Voilà les hommes dont l’infamie mérite d’être éternellement stigmatisée par l’Histoire.

Le verdict est rendu clandestinement le 9 octobre ; il est confirmé tout aussi clandestinement le 10 octobre par le général von Sauberzveig, gouverneur militaire de Bruxelles. Le jugement et sa confirmation n’ont été portés à la connaissance des accusés que le lendemain 11 octobre, dans l’après-midi, c’est-à-dire à Baucq et à miss Cavell quelques heures seulement avant leur exécution. Toutes ces manœuvres sont préméditées ; il sied de frapper un grand coup, de frapper vite et fort, et pour cela les autorités allemandes veulent prévenir toute intervention importune, mettre le monde abasourdi en présence du fait accompli…

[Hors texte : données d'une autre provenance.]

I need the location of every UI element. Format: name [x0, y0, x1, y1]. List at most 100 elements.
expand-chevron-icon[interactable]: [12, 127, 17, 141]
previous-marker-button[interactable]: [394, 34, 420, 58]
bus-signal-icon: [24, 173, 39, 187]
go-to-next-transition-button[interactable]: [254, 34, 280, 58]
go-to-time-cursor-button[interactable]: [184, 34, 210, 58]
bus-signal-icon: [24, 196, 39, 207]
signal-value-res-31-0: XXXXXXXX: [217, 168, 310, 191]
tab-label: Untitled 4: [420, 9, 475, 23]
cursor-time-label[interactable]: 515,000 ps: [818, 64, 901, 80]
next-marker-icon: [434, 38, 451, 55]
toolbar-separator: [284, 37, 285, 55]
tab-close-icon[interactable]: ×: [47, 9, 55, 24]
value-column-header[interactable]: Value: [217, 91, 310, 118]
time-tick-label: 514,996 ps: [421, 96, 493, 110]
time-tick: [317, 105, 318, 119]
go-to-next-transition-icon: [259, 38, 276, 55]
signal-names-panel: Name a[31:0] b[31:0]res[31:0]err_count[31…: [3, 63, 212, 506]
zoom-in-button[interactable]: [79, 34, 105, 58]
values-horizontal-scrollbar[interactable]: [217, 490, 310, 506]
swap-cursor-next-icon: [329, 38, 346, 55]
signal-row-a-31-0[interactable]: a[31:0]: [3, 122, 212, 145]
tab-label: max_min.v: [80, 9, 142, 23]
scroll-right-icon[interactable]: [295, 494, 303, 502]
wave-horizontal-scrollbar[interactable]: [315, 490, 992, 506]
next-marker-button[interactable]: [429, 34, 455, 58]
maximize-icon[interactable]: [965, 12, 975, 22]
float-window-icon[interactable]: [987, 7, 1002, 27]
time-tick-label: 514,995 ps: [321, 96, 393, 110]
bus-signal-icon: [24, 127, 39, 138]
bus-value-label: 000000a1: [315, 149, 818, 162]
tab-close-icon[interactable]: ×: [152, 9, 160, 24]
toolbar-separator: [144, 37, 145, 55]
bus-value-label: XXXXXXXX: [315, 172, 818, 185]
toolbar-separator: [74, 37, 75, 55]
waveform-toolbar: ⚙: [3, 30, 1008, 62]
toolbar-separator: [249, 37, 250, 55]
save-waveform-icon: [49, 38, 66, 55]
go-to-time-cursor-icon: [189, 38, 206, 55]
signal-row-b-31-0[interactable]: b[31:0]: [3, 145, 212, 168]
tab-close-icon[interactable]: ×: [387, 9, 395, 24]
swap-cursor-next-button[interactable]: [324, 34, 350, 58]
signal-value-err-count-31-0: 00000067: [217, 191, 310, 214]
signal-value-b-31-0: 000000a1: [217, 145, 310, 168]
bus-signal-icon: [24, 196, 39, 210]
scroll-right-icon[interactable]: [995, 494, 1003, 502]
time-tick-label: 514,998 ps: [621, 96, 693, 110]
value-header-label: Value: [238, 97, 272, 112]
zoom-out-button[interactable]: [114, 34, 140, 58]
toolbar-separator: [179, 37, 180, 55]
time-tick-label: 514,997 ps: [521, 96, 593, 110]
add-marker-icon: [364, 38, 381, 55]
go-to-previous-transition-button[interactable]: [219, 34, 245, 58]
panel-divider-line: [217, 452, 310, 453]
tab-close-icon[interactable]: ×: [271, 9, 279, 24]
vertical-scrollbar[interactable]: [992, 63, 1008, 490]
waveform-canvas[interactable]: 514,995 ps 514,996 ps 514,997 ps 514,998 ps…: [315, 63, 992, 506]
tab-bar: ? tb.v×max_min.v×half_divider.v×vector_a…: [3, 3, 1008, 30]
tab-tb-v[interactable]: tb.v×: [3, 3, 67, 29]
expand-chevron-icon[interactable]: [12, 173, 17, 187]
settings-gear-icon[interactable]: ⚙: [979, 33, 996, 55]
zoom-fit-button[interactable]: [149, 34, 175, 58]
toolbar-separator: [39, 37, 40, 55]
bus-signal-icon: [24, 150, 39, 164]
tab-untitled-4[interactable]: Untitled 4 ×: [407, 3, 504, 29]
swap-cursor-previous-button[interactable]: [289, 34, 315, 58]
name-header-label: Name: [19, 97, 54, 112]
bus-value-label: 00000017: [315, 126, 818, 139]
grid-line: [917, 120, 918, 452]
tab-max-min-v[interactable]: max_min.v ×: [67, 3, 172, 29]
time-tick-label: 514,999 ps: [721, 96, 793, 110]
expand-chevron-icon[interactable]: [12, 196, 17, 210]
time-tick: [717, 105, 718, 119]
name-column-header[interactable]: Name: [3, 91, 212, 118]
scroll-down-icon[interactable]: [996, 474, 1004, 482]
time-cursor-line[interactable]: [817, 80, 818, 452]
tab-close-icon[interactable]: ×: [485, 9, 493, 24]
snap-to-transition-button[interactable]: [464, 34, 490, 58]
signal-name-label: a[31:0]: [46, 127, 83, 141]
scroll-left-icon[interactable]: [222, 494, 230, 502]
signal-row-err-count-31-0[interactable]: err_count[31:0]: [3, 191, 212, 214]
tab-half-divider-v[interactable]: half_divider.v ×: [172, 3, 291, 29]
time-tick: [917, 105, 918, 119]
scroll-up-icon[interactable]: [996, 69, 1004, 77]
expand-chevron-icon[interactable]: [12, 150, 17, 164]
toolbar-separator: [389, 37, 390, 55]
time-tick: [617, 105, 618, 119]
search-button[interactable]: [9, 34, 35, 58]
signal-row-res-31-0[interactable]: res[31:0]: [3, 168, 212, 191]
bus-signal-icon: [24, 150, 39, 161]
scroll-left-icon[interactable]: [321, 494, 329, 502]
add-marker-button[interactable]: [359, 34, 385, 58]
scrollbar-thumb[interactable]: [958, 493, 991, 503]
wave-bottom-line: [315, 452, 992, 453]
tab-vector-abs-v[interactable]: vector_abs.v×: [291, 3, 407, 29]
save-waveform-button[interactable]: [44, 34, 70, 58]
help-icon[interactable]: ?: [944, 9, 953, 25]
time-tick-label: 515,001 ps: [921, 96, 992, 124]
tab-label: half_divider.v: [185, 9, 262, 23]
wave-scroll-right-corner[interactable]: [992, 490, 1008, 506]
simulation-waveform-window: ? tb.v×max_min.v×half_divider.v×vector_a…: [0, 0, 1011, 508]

Le jugement est confirmé, mais Sauberzweig est encore indécis, il hésite à faire exécuter sur-le-champ la peine de mort. Est-ce de son propre mouvement, après avoir réfléchi vingt-quatre heures, ou sous une influence extérieure quelconque, qu’il requiert le lendemain 11 octobre l’application immédiate de la peine de mort contre Philippe Baucq et Edith Cavell ? Nous ne savons. L’intérêt de l’État, dont il se prévaut pour motiver l’exécution immédiate de la peine capitale contre ces deux victimes, à l’exclusion des autres condamnés à mort, nous porte à croire que l’exécution avait été préméditée longtemps à l’avance, concertée par les cercles dirigeants du gouvernement militaire, peut-être même inspirée par Berlin ou le grand quartier général… Voici le texte de l’ordre de confirmation :

ORDRE DE CONFIRMATION DU JUGE SUPRÊME[1]

Je confirme le jugement.

Signé : le gouverneur, Sauberzweig,
Général de Brigade.
(Bruxelles le 10 octobre 1915).
  1. En sa qualité de gouverneur militaire, le général von Sauberzweig avait les pouvoirs de juge suprême.